Sunday, December 04, 2005

Dance

How much longer do I have to stay here? Oh wait, I'm practically prisoner here and my sentence seems to last until I'm 30. Okay, I know, I'm complaining way to much right now, and I won't give any excuses. Well, there's really no excuses, but anyway I seem to be boiling day-by-day, the heat increasing within my chest and my diaphram just ready- ready until it just booms uncontrollably.

You know, I've realized today that I have never finished whatever I have started. The only time I actually stop doing something by my own choice is when I decided to stop taking forensics, but it was really all for good reasons; and if I had stayed, I wouldn't have finished and just left without saying anything; which is much worse, since I realize I did that a plethora of times, but it wasn't by choice, of mine or my mentor...

You know what I can't stand? How fake people are, ha but wait- I shouldn't be talking since I'm probably among one-of-them! I smile and speak of how fine things are going. Fine; or to a select two, I speak at times how irate I am, angry, upset, etc., but with either with a light-heart or with vigorous passion. I force that smile every single day just to go by, and take any serious thing to me light. Eventhough, I really hate myself for doing that, since I am only lying to myself.

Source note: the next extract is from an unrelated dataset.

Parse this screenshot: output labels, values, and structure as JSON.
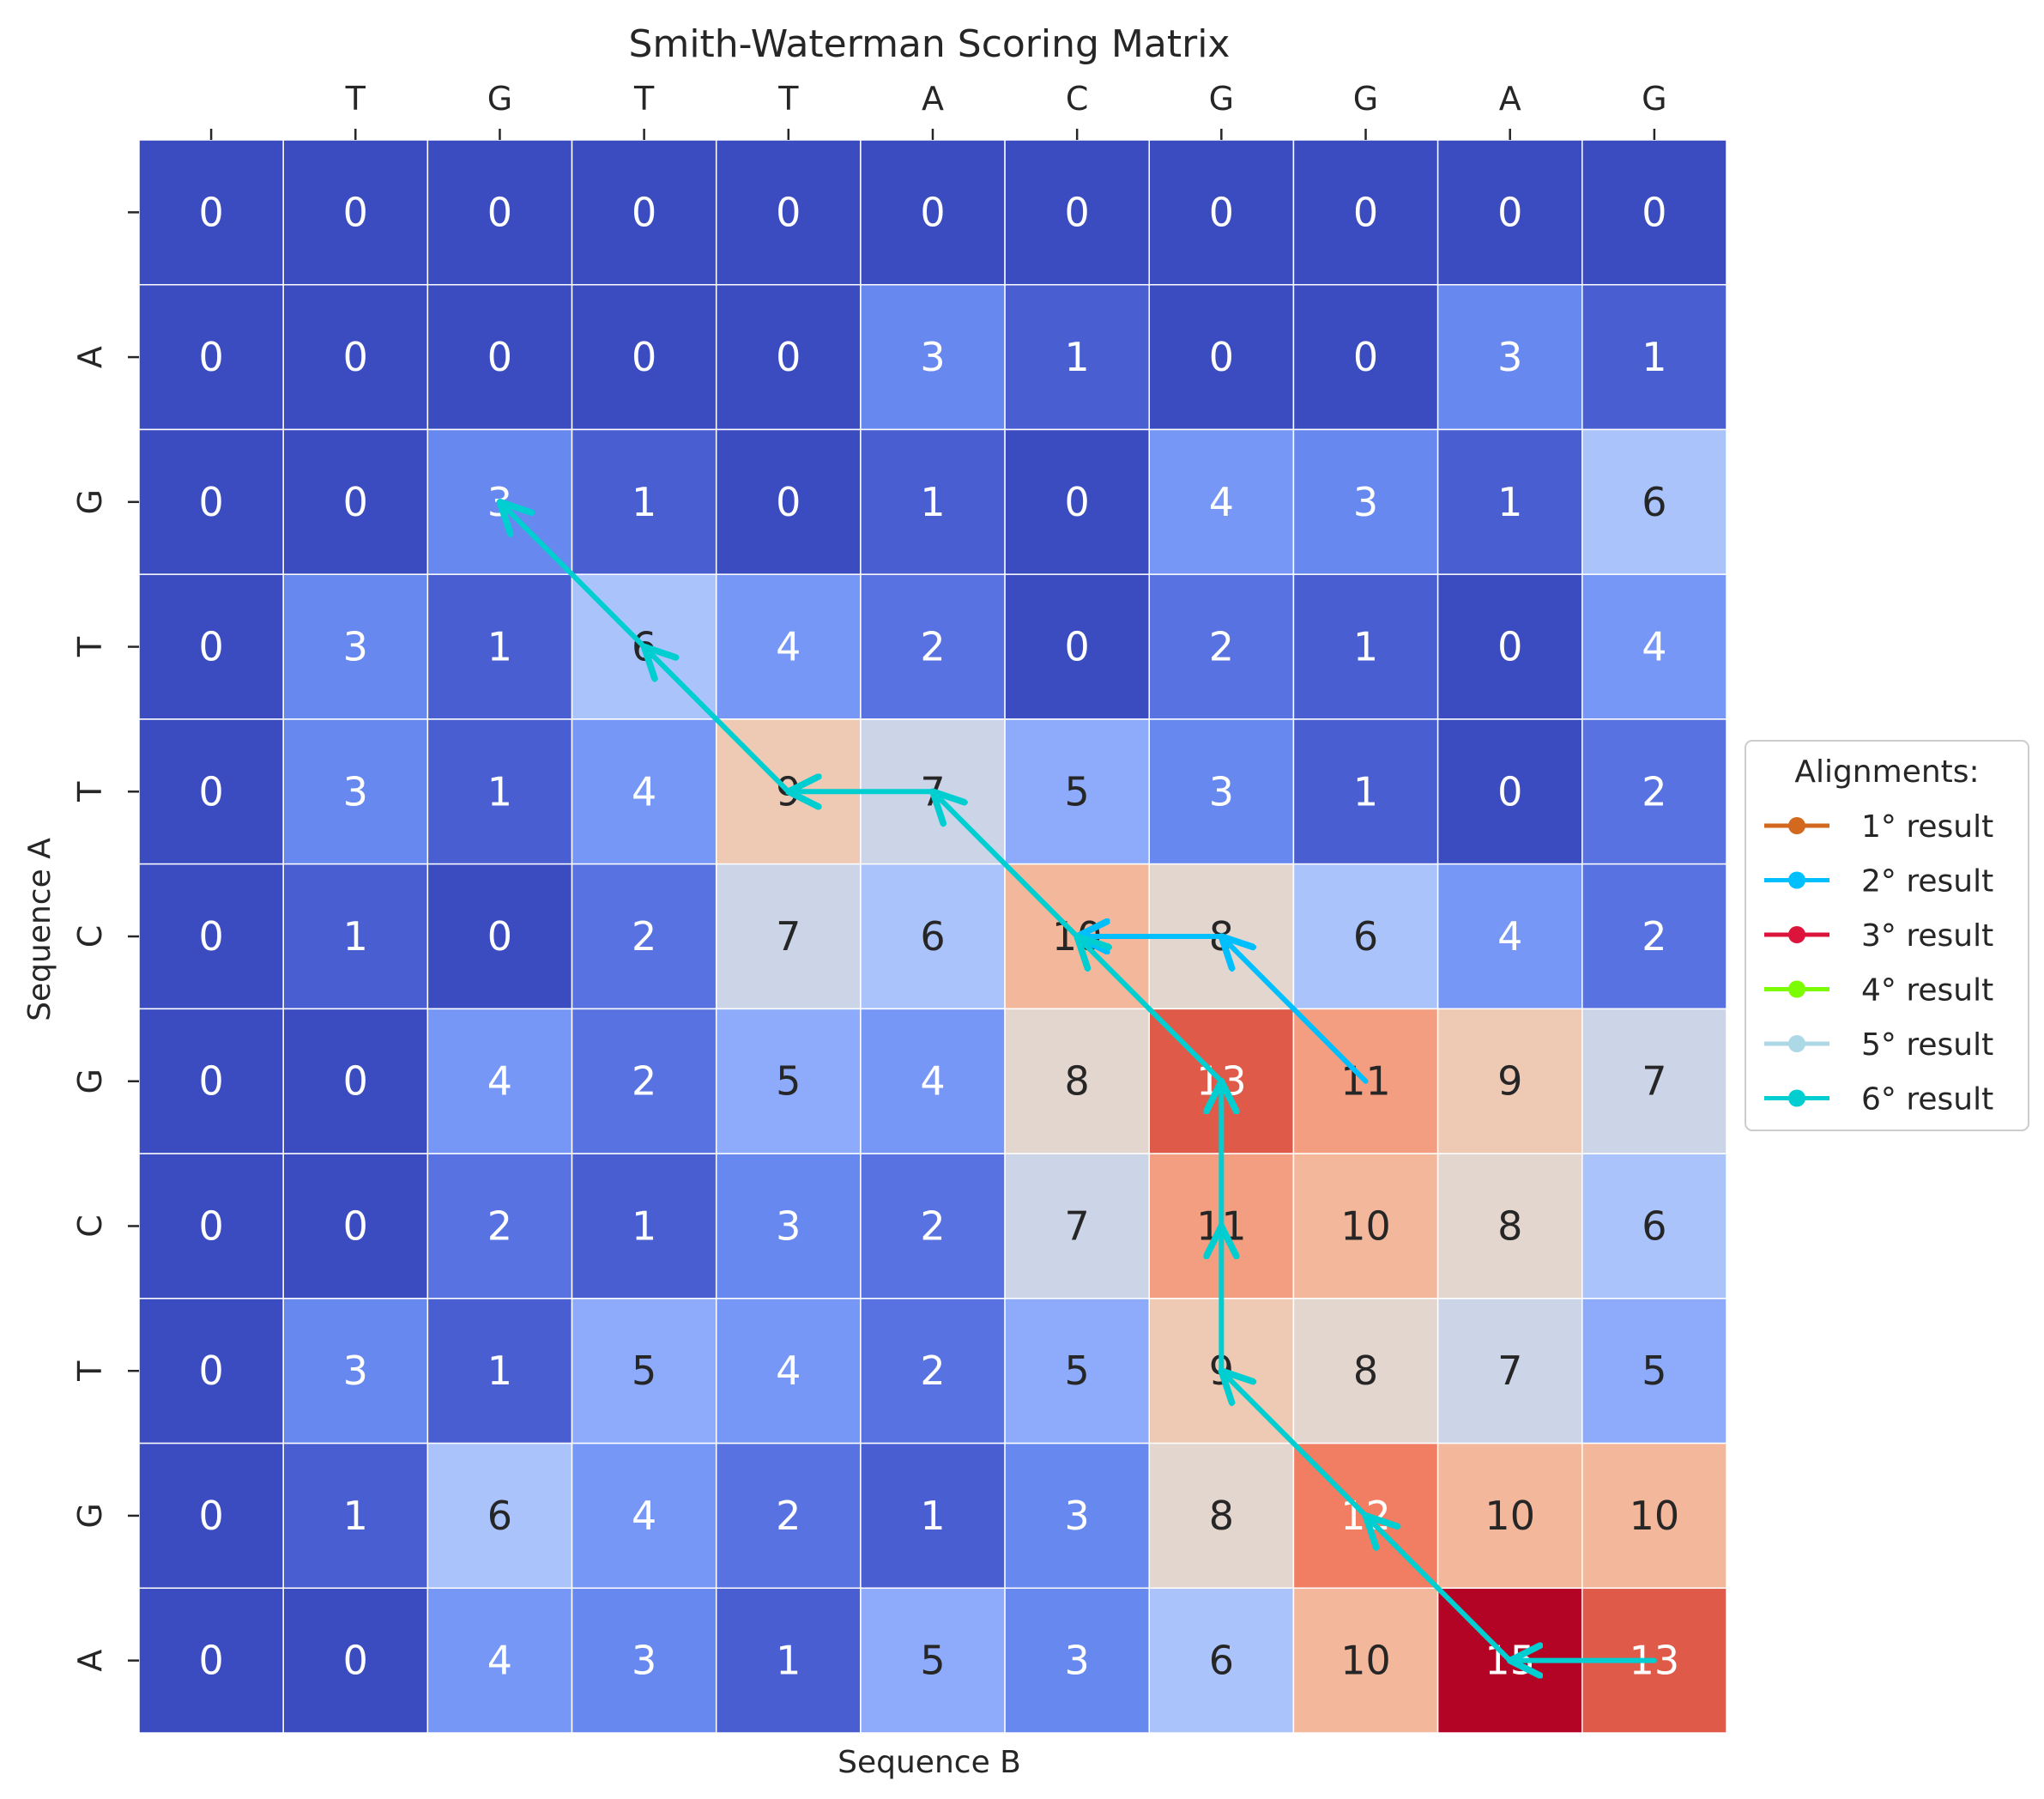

Why does it seem that lying is becoming so essential to society? When is anything ever really- genuine and accepted, anymore?

Acceptance, I think that's what is really about. Acceptance. You know, having that feeling of misplacement gone. So many people try just to be accepted and go great lengths at times; and they can tend to lead to harmful results. But, I'm sure they knew/know that. So, why still do it? Are we suddenly blinded by our conscience to the perfection which alludes that "this" is normal? So, therefore feeling unacceptable takes its toll on the mind of a person and just- controls them. And before I go on before bursting anyone's bubble, whatever is right from wrong, it's like black and white. We seem to forget that there is a gray lining in between; and there's all sorts of grays; so whatever is right or wrong, it is your choice, your opinion.

I'd really like to rise above from the lying, the fake smiles and my outlook of things being too pessimistic and expecting the worse to happen. I'd like to finish what I have started and when I do, I know I'm getting somewhere.

So, to the strangers out there that somehow stumbling across this and actually read, finish what you start. Dance to your own beat, and stop following what seems "right."